To me, being organised comes naturally – I was raised to believe that “everything has its place, and there’s a place for everything”. Having mild OCD meant that I not so much took this to heart, but embraced it whole-heartedly. Everything in my wardrobe and shoe racks has a certain space where it always lives, and likewise my pantry, fridge and linen closet.
But being organised isn’t just about having a neat wardrobe, it’s also about how we organise our life and work. Whether you’re coordinating a party, arranging doctors or vet visits, or simply doing your day-job, being organised is incredibly important, and helps increase productivity and efficiency.
Being organised at work is incredibly important to keep yourself achieving your goals and KPI’s, and keeping your boss happy! However, it’s one of those things that can be easier said than done. So, wardrobe and shoes aside, the following are a few ways I try to stay on top of my workload in the office, and how I manage to not only organise myself but those around me.
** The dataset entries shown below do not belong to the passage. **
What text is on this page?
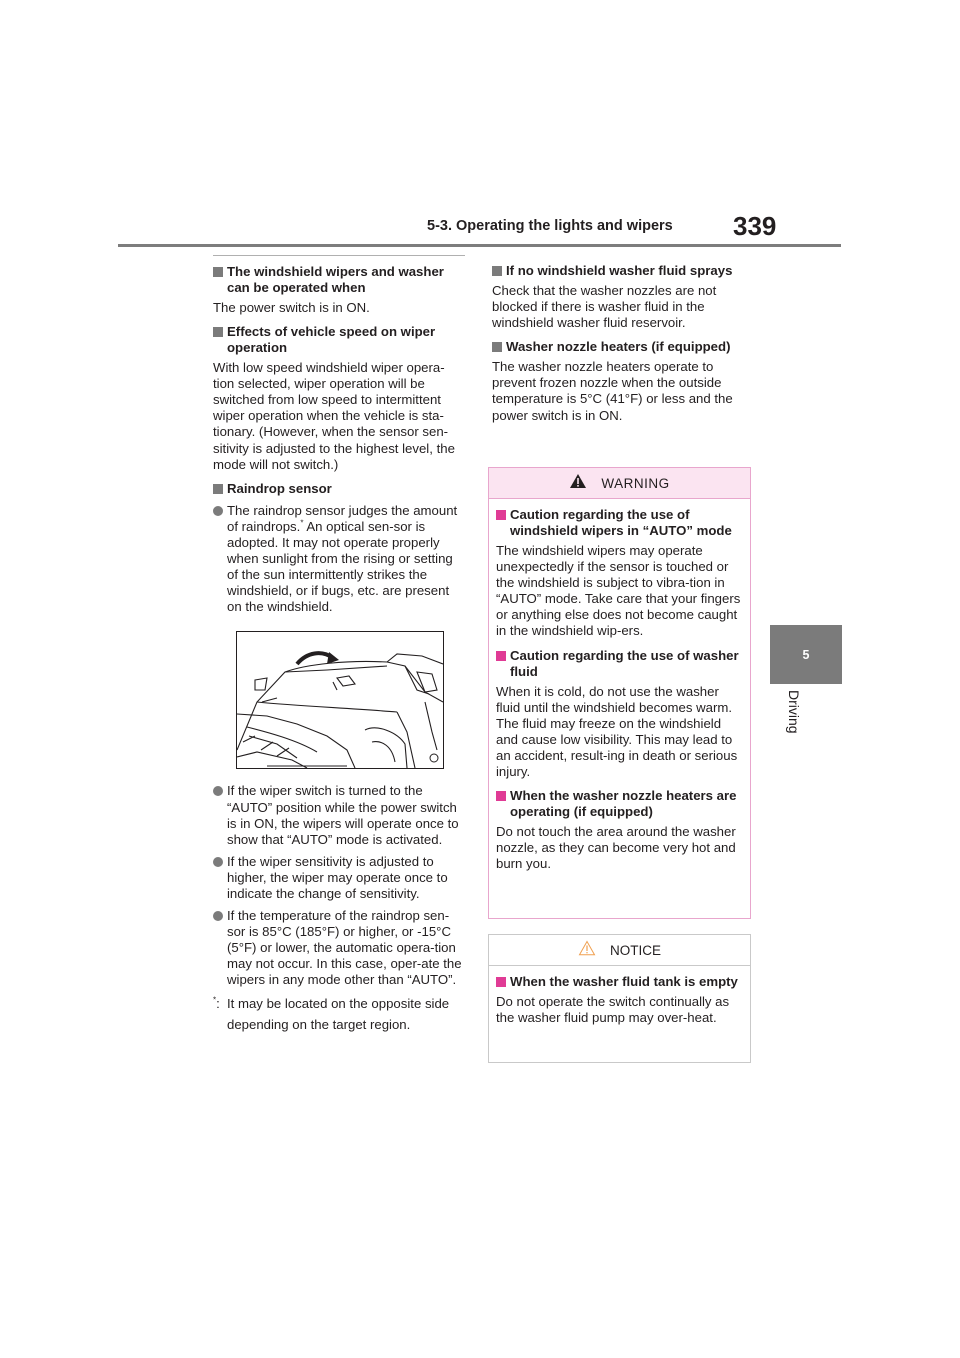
5-3. Operating the lights and wipers 339
5
Driving
The windshield wipers and washer can be operated when

The power switch is in ON.

Effects of vehicle speed on wiper operation

With low speed windshield wiper opera-tion selected, wiper operation will be switched from low speed to intermittent wiper operation when the vehicle is sta-tionary. (However, when the sensor sen-sitivity is adjusted to the highest level, the mode will not switch.)

Raindrop sensor
The raindrop sensor judges the amount of raindrops.* An optical sen-sor is adopted. It may not operate properly when sunlight from the rising or setting of the sun intermittently strikes the windshield, or if bugs, etc. are present on the windshield.
If the wiper switch is turned to the “AUTO” position while the power switch is in ON, the wipers will operate once to show that “AUTO” mode is activated.
If the wiper sensitivity is adjusted to higher, the wiper may operate once to indicate the change of sensitivity.
If the temperature of the raindrop sen-sor is 85°C (185°F) or higher, or -15°C (5°F) or lower, the automatic opera-tion may not occur. In this case, oper-ate the wipers in any mode other than “AUTO”.
*: It may be located on the opposite side depending on the target region.
If no windshield washer fluid sprays

Check that the washer nozzles are not blocked if there is washer fluid in the windshield washer fluid reservoir.

Washer nozzle heaters (if equipped)

The washer nozzle heaters operate to prevent frozen nozzle when the outside temperature is 5°C (41°F) or less and the power switch is in ON.

WARNING
Caution regarding the use of windshield wipers in “AUTO” mode

The windshield wipers may operate unexpectedly if the sensor is touched or the windshield is subject to vibra-tion in “AUTO” mode. Take care that your fingers or anything else does not become caught in the windshield wip-ers.

Caution regarding the use of washer fluid

When it is cold, do not use the washer fluid until the windshield becomes warm. The fluid may freeze on the windshield and cause low visibility. This may lead to an accident, result-ing in death or serious injury.

When the washer nozzle heaters are operating (if equipped)

Do not touch the area around the washer nozzle, as they can become very hot and burn you.

NOTICE
When the washer fluid tank is empty

Do not operate the switch continually as the washer fluid pump may over-heat.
Getting organised: how to be more productive at work
Create a list
Each morning I start a new task list for the day, copying over any incomplete tasks from the previous day, ensuring to leave one line between task – the space between tasks is there so I can write down updates, if required. Throughout the day, I add to the list, or tick off items as they’re completed. Doing this means I never lose track of a task that hasn’t been completed, and if asked where I am with a task I can provide an accurate answer and realistic eta.
Use your Calendar
Everything should be in your calendar – meetings, when reports are due in, when reports are due out, financial incomings and outgoings, etc. By having all of these in your calendar, both meetings, deadlines, and reminders, it’ll help you be more aware of what is coming up within the next month, or week. Knowing what is coming up, rather than relying on a reminder from someone else, is going to reflect better on you and your work, and will help you be better organised.
Know your limits
It is important to understand exactly how long it takes for you to complete a task, so you can manage your time more effectively. A simple email may take you ten minutes to complete, whereas a set of accounts could take you several hours. By knowing how long a task takes to complete, it means you can better manage your workload also, as you know you can get this task out of the way quickly before proceeding with that task, and it also means you can set realistic expectations of when any task will be completed.
Don’t be late
Always be on time. Running late to work will throw out your day and you’ll be playing catch up for the remainider of your time in the office. And when it comes to meeting, always be on time if not early, and always ensure you are prepared. Punctuality is incredibly important and not only reflects on you, but your work. If you can’t get into the office on time, or attend the meetings you need to, people will begin to rely on you less.
Have a clear vision
Having a good idea of how you want something to look, or what you want a finished product to be, it means you are better able to focus your time and skills on development. For example, you don’t start writing an email unless you know what you want to say, and this is the same for any project, report, paper, or product you are working on. Make sure to devote time to creating a clear vision of what it is you are doing, so time isn’t wasted along the way with ideas, and half-formed projects being tossed out.
Communication is key!
This is essential for being organised! You need to be able to effectively communicate with your colleagues to not only convey your deadlines and timeframes, but to understand the timelines of others. If you comunicate efficiently, you’ll understand the urgency (or lack there of) of any project that lands on your desk meaning you are better able to manage your own time and workload. Without clear communication it’s difficult to not only organise yourself and your work, but those around you.
Being organised is easy if you put your mind to it. How do you stay organised at work?